Chloe Hayden, autistic actress and well-known TikToker, stars as Quinn Gallagher-Jones, known more commonly as Quinni. From the moment she steps on screen covered in glittery makeup and star stickers, it is obvious she is not your male autistic stereotype. She is a queer, autistic girl, there as part of the main cast of school kids, and there is no fading into the background here.
For those of us who are autistic ourselves, the representation is there quickly – Quinni bypasses social norms, asking difficult questions in a room gone silent, and is shown stimming in the first episode.
But it is the second episode where Quinni comes into the forefront and the representation becomes more than something background or implied.
We watch as Quinni faces something so many autistic people will relate to, where she sits in a restaurant unable to focus on the words of Sasha So (Gemma Chua-Tran) as they fade into the background. The editors of the show managed to master the way that we get to see Quinni’s overload through her eyes, zoning in on sensory input as she becomes increasingly overwhelmed.
She masks her overwhelm until she is in a safe space with best friend Darren, who already knows how to support her when in a meltdown, telling the others not to touch her.
The conversation that follows later with Sasha is one which is almost identical to many I’ve had, Quinni blurting out that she is autistic as she is being told her face wasn’t expressive enough and she didn’t seem interested in what was going on, things so many autistic people will have been criticised for too.

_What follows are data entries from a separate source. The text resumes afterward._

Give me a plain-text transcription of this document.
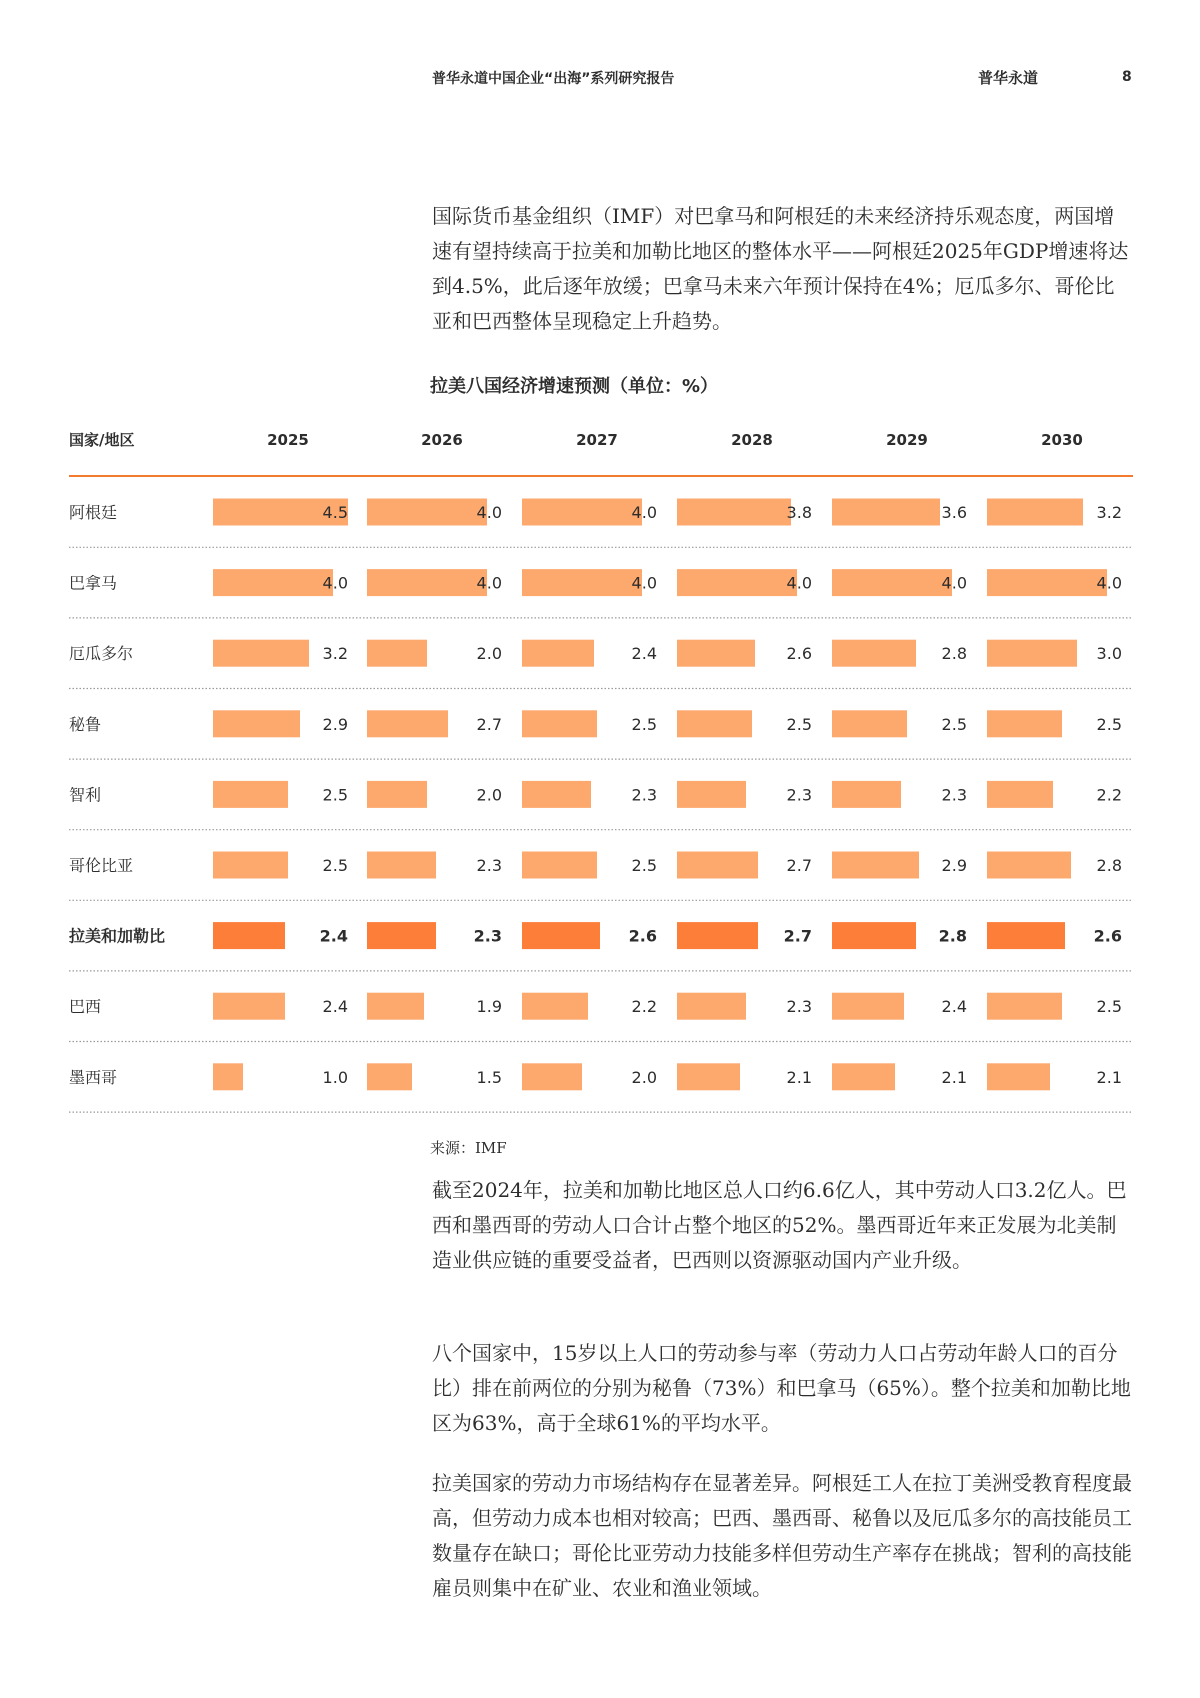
普华永道中国企业“出海”系列研究报告	普华永道	8

国际货币基金组织（IMF）对巴拿马和阿根廷的未来经济持乐观态度，两国增速有望持续高于拉美和加勒比地区的整体水平——阿根廷2025年GDP增速将达到4.5%，此后逐年放缓；巴拿马未来六年预计保持在4%；厄瓜多尔、哥伦比亚和巴西整体呈现稳定上升趋势。

拉美八国经济增速预测（单位：%）
国家/地区	2025	2026	2027	2028	2029	2030
阿根廷	4.5	4.0	4.0	3.8	3.6	3.2
巴拿马	4.0	4.0	4.0	4.0	4.0	4.0
厄瓜多尔	3.2	2.0	2.4	2.6	2.8	3.0
秘鲁	2.9	2.7	2.5	2.5	2.5	2.5
智利	2.5	2.0	2.3	2.3	2.3	2.2
哥伦比亚	2.5	2.3	2.5	2.7	2.9	2.8
拉美和加勒比	2.4	2.3	2.6	2.7	2.8	2.6
巴西	2.4	1.9	2.2	2.3	2.4	2.5
墨西哥	1.0	1.5	2.0	2.1	2.1	2.1
来源：IMF

截至2024年，拉美和加勒比地区总人口约6.6亿人，其中劳动人口3.2亿人。巴西和墨西哥的劳动人口合计占整个地区的52%。墨西哥近年来正发展为北美制造业供应链的重要受益者，巴西则以资源驱动国内产业升级。

八个国家中，15岁以上人口的劳动参与率（劳动力人口占劳动年龄人口的百分比）排在前两位的分别为秘鲁（73%）和巴拿马（65%）。整个拉美和加勒比地区为63%，高于全球61%的平均水平。

拉美国家的劳动力市场结构存在显著差异。阿根廷工人在拉丁美洲受教育程度最高，但劳动力成本也相对较高；巴西、墨西哥、秘鲁以及厄瓜多尔的高技能员工数量存在缺口；哥伦比亚劳动力技能多样但劳动生产率存在挑战；智利的高技能雇员则集中在矿业、农业和渔业领域。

Part of the beauty of the authenticity Quinni provides is not only the exposure it will provide to non-autistic people, but the liberation I feel, seeing myself on screen for the first time ever. I have never seen someone like me on a platform like this. I got to watch her have a meltdown like mine, sat on the floor at home, and watch her heart break as Sasha says that sometimes it’s “a lot for her”.
Had I seen Quinni when I was younger, the way I felt about myself for years might have been different. I might have felt more self-assured, like I wasn’t broken, and like I could have been myself in school instead of hiding that I was autistic until I had left sixth form.

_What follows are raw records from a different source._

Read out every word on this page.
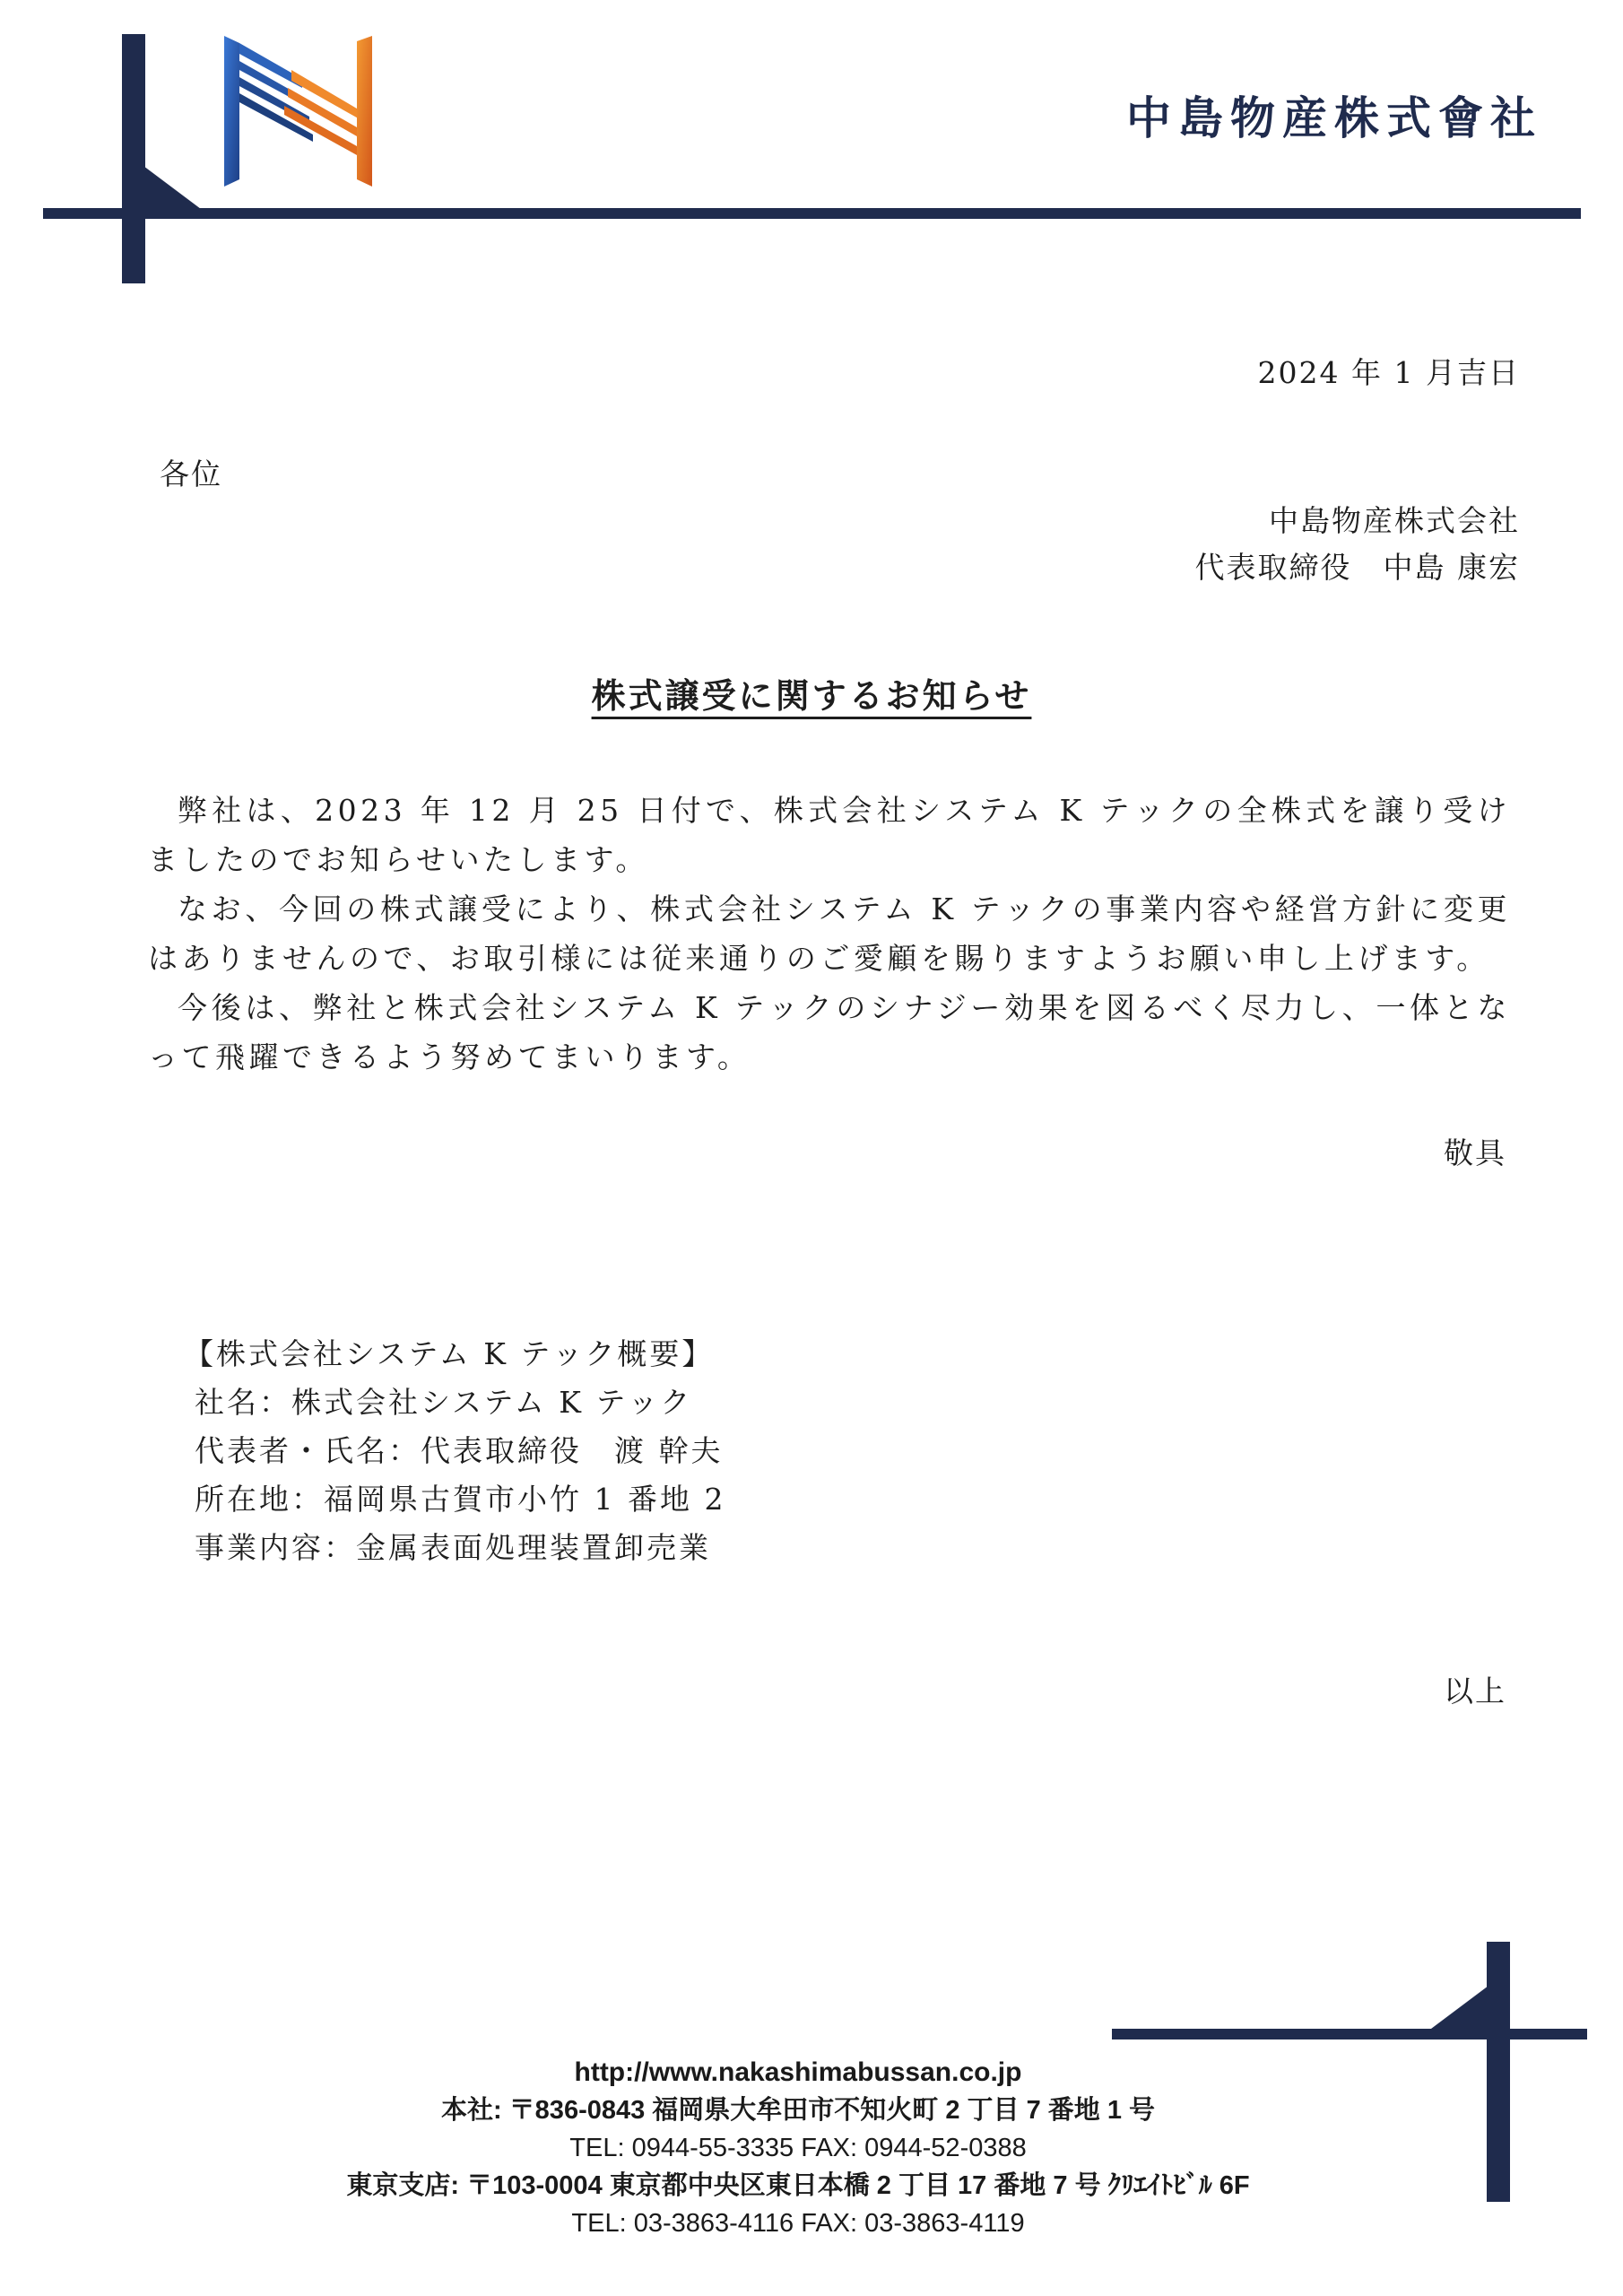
中島物産株式會社
2024 年 1 月吉日
各位
中島物産株式会社
代表取締役　中島 康宏
株式譲受に関するお知らせ

弊社は、2023 年 12 月 25 日付で、株式会社システム K テックの全株式を譲り受けましたのでお知らせいたします。

なお、今回の株式譲受により、株式会社システム K テックの事業内容や経営方針に変更はありませんので、お取引様には従来通りのご愛顧を賜りますようお願い申し上げます。

今後は、弊社と株式会社システム K テックのシナジー効果を図るべく尽力し、一体となって飛躍できるよう努めてまいります。

敬具
【株式会社システム K テック概要】
社名：株式会社システム K テック
代表者・氏名：代表取締役　渡 幹夫
所在地：福岡県古賀市小竹 1 番地 2
事業内容：金属表面処理装置卸売業
以上
http://www.nakashimabussan.co.jp
本社: 〒836-0843 福岡県大牟田市不知火町 2 丁目 7 番地 1 号
TEL: 0944-55-3335 FAX: 0944-52-0388
東京支店: 〒103-0004 東京都中央区東日本橋 2 丁目 17 番地 7 号 ｸﾘｴｲﾄﾋﾞﾙ 6F
TEL: 03-3863-4116 FAX: 03-3863-4119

Quinni’s part in Heartbreak High will be normalising so many aspects of being autistic that are seen as weird. The opening scene of one episode shows her following a multi-step daily routine to the letter, which is later challenged by Sasha; it is clear to the viewer that this is just a part of Quinni’s needs. She is not forced to speak when she experiences a non-verbal period after her meltdown, her friends again telling others that it is just a part of who she is. There’s no trying to “fix” or “cure” her.
Heartbreak High has managed to engage with so many of the nuances and layers of being autistic within its eight episode season. There is no pretending here that we don’t face significant ableism from our peers or when we are trying to engage with allistic society and relationships, feeling like we are too much and questioning everything.

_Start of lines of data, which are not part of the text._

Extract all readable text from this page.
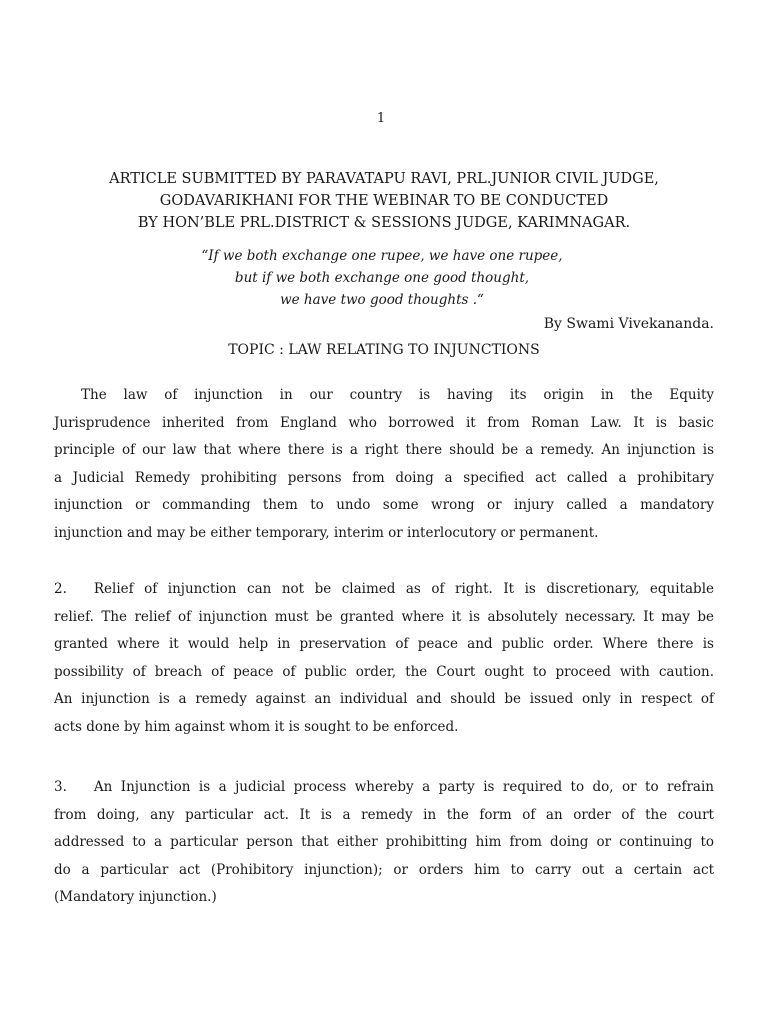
1
ARTICLE SUBMITTED BY PARAVATAPU RAVI, PRL.JUNIOR CIVIL JUDGE,
GODAVARIKHANI FOR THE WEBINAR TO BE CONDUCTED
BY HON’BLE PRL.DISTRICT & SESSIONS JUDGE, KARIMNAGAR.
“If we both exchange one rupee, we have one rupee,
but if we both exchange one good thought,
we have two good thoughts .“
By Swami Vivekananda.
TOPIC : LAW RELATING TO INJUNCTIONS
  The law of injunction in our country is having its origin in the Equity
Jurisprudence inherited from England who borrowed it from Roman Law. It is basic
principle of our law that where there is a right there should be a remedy. An injunction is
a Judicial Remedy prohibiting persons from doing a specified act called a prohibitary
injunction or commanding them to undo some wrong or injury called a mandatory
injunction and may be either temporary, interim or interlocutory or permanent.
2.  Relief of injunction can not be claimed as of right. It is discretionary, equitable
relief. The relief of injunction must be granted where it is absolutely necessary. It may be
granted where it would help in preservation of peace and public order. Where there is
possibility of breach of peace of public order, the Court ought to proceed with caution.
An injunction is a remedy against an individual and should be issued only in respect of
acts done by him against whom it is sought to be enforced.
3.  An Injunction is a judicial process whereby a party is required to do, or to refrain
from doing, any particular act. It is a remedy in the form of an order of the court
addressed to a particular person that either prohibitting him from doing or continuing to
do a particular act (Prohibitory injunction); or orders him to carry out a certain act
(Mandatory injunction.)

But, easily and effectively contrasted, there is also celebration of the beauty of autistic joy when we engage with our special interests, as we see Quinni do when she is enveloped by a blue wig, talking to her favourite author.
The most crucial part of the representation we see here is the way it is intertwined into each episode regardless of whether Quinni is the focus. We see her stimming openly, infodumping to others, and taking things literally across parts of episodes where someone else is taking main stage. Her noise-cancelling headphones become a part of her outfits, silently signalling her looking after her sensory needs.
We see an autistic, queer, non-male character getting to engage with relationships and embracing their sexuality, something almost unheard of. She talks about sex, she drinks alcohol and goes to parties, she swears – there is no infantilisation here, no acting as if we can’t engage with “taboo” topics.
Chloe’s Instagram post after the release of the show
Quinni is not the end point of authentic autistic representation; she should be the start, opening up the eyes of the media. Every aspect of her character is not only important for putting it on our screens, but the way it comes acted genuinely from Hayden’s lived experience.
We need more of this, with every aspect of diversity – we need Black autistic people on our screens, non-speaking autistic people, autistic people with physical disabilities.
Hayden has given us something we have had so rarely until this point. I want to see more of it, because we cannot underestimate the way representation changes and saves lives.
Heartbreak High is available to watch on Netflix, along with the original series.